Files
agentic_security/docs/refusal_classifier_plugins.md

115 lines
4.1 KiB
Markdown

# Refusal Classifier Plugin System Documentation
The refusal classifier plugin system allows for the creation and use of custom refusal classifiers. This system is designed to be modular and extensible, enabling users to add their own refusal detection logic.
## Overview
The plugin system is based on the `RefusalClassifierPlugin` abstract base class, which defines the interface for all refusal classifier plugins. The `RefusalClassifierManager` is used to register and manage these plugins.
## Creating a Plugin
To create a custom refusal classifier plugin, you must implement the `RefusalClassifierPlugin` abstract base class. This class requires the implementation of the `is_refusal` method, which checks if a response contains a refusal.
```python
from abc import ABC, abstractmethod
class RefusalClassifierPlugin(ABC):
"""Base class for refusal classifier plugins."""
@abstractmethod
def is_refusal(self, response: str) -> bool:
"""Check if the response contains a refusal.
Args:
response (str): The response from the language model.
Returns:
bool: True if the response contains a refusal, False otherwise.
"""
pass
```
### Example Plugin
Here is an example of a custom refusal classifier plugin that checks for specific phrases:
```python
class CustomRefusalClassifier(RefusalClassifierPlugin):
def __init__(self, custom_phrases: List[str]):
self.custom_phrases = custom_phrases
def is_refusal(self, response: str) -> bool:
"""Check if the response contains any custom refusal phrases.
Args:
response (str): The response from the language model.
Returns:
bool: True if the response contains a custom refusal phrase, False otherwise.
"""
return any(phrase in response for phrase in self.custom_phrases)
```
## Registering a Plugin
To register a custom refusal classifier plugin, use the `RefusalClassifierManager`:
```python
from agentic_security.probe_actor.refusal import RefusalClassifierManager
# Initialize the plugin manager
refusal_classifier_manager = RefusalClassifierManager()
# Register the custom plugin
refusal_classifier_manager.register_plugin("custom", CustomRefusalClassifier(custom_phrases=["I can't", "I won't"]))
```
## Using the Plugin System
The `refusal_heuristic` function automatically uses all registered plugins to check for refusals:
```python
from agentic_security.probe_actor.refusal import refusal_heuristic
is_refusal = refusal_heuristic(request_json)
```
## PII Leak Detection
The built-in `PIIDetector` can be used to check scanner responses for sensitive personal or credential material without changing refusal metrics. Use `pii_leak_heuristic` when you want a separate leak signal:
```python
from agentic_security.probe_actor.refusal import pii_leak_heuristic
has_pii_leak = pii_leak_heuristic(request_json)
```
`PIIDetector` currently checks for common leak signals including email addresses, US SSNs, phone numbers, private key blocks, API-token style secrets, and credit card candidates that pass Luhn validation.
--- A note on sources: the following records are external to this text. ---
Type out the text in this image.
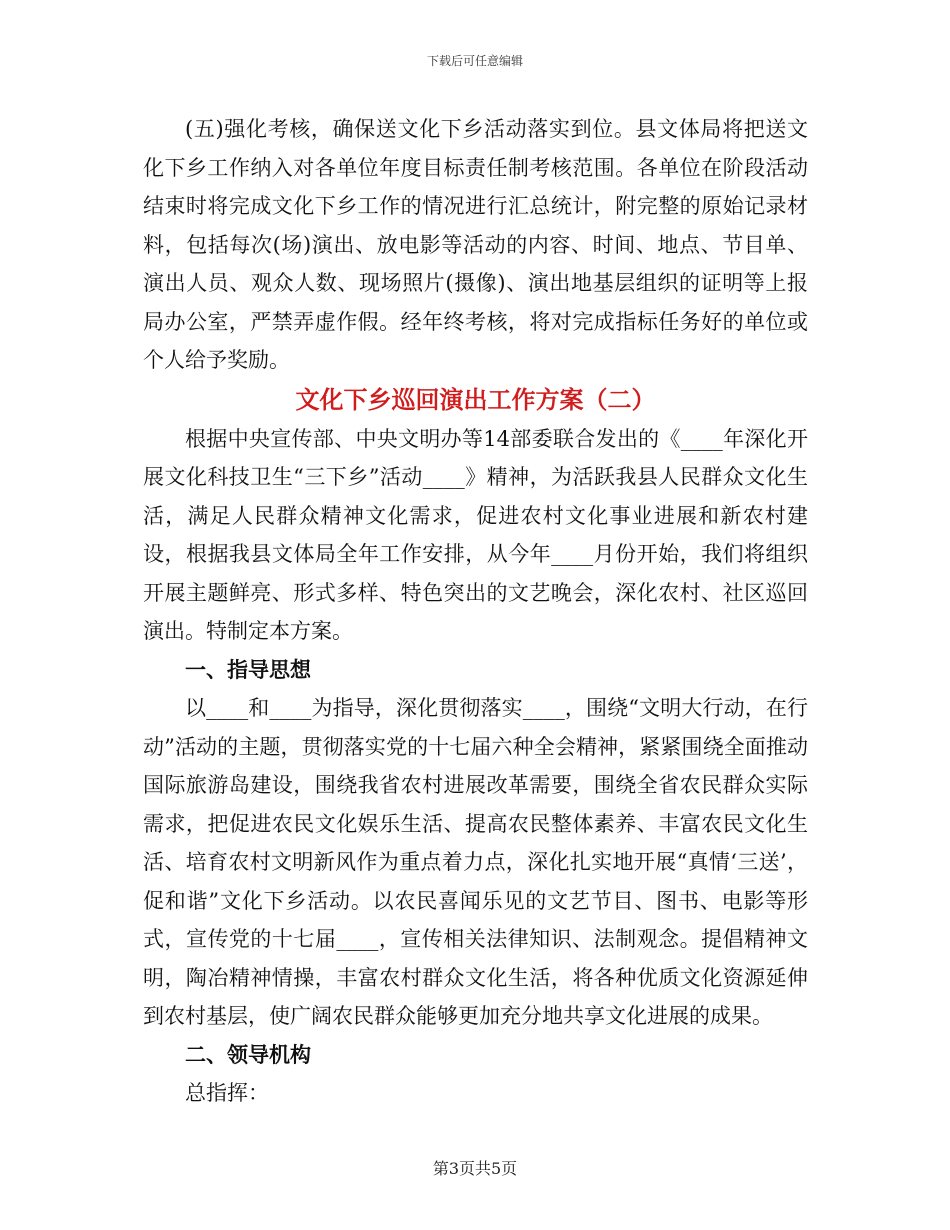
下载后可任意编辑

(五)强化考核，确保送文化下乡活动落实到位。县文体局将把送文化下乡工作纳入对各单位年度目标责任制考核范围。各单位在阶段活动结束时将完成文化下乡工作的情况进行汇总统计，附完整的原始记录材料，包括每次(场)演出、放电影等活动的内容、时间、地点、节目单、演出人员、观众人数、现场照片(摄像)、演出地基层组织的证明等上报局办公室，严禁弄虚作假。经年终考核，将对完成指标任务好的单位或个人给予奖励。

文化下乡巡回演出工作方案（二）

根据中央宣传部、中央文明办等14部委联合发出的《____年深化开展文化科技卫生“三下乡”活动____》精神，为活跃我县人民群众文化生活，满足人民群众精神文化需求，促进农村文化事业进展和新农村建设，根据我县文体局全年工作安排，从今年____月份开始，我们将组织开展主题鲜亮、形式多样、特色突出的文艺晚会，深化农村、社区巡回演出。特制定本方案。

一、指导思想

以____和____为指导，深化贯彻落实____，围绕“文明大行动，在行动”活动的主题，贯彻落实党的十七届六种全会精神，紧紧围绕全面推动国际旅游岛建设，围绕我省农村进展改革需要，围绕全省农民群众实际需求，把促进农民文化娱乐生活、提高农民整体素养、丰富农民文化生活、培育农村文明新风作为重点着力点，深化扎实地开展“真情‘三送’，促和谐”文化下乡活动。以农民喜闻乐见的文艺节目、图书、电影等形式，宣传党的十七届____，宣传相关法律知识、法制观念。提倡精神文明，陶冶精神情操，丰富农村群众文化生活，将各种优质文化资源延伸到农村基层，使广阔农民群众能够更加充分地共享文化进展的成果。

二、领导机构

总指挥：

第3页共5页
Credit-card detection is controlled separately with `detect_credit_cards`:
```python
from agentic_security.refusal_classifier import PIIDetector
detector = PIIDetector(patterns=(), detect_credit_cards=False)
```
If you construct your own `RefusalClassifierManager` and intentionally want leak detection to participate in the same boolean plugin result as refusals, register it manually:
```python
from agentic_security.probe_actor.refusal import RefusalClassifierManager
from agentic_security.refusal_classifier import PIIDetector
manager = RefusalClassifierManager()
manager.register_plugin("pii", PIIDetector())
```
For reporting or debugging, use `detected_types` to see which leak categories matched:
```python
detector = PIIDetector()
matched_types = detector.detected_types(response)
```
## Conclusion
The refusal classifier plugin system provides a flexible and extensible way to add custom refusal detection logic to the Agentic Security project. This documentation serves as a guide to creating, registering, and using custom refusal classifier plugins.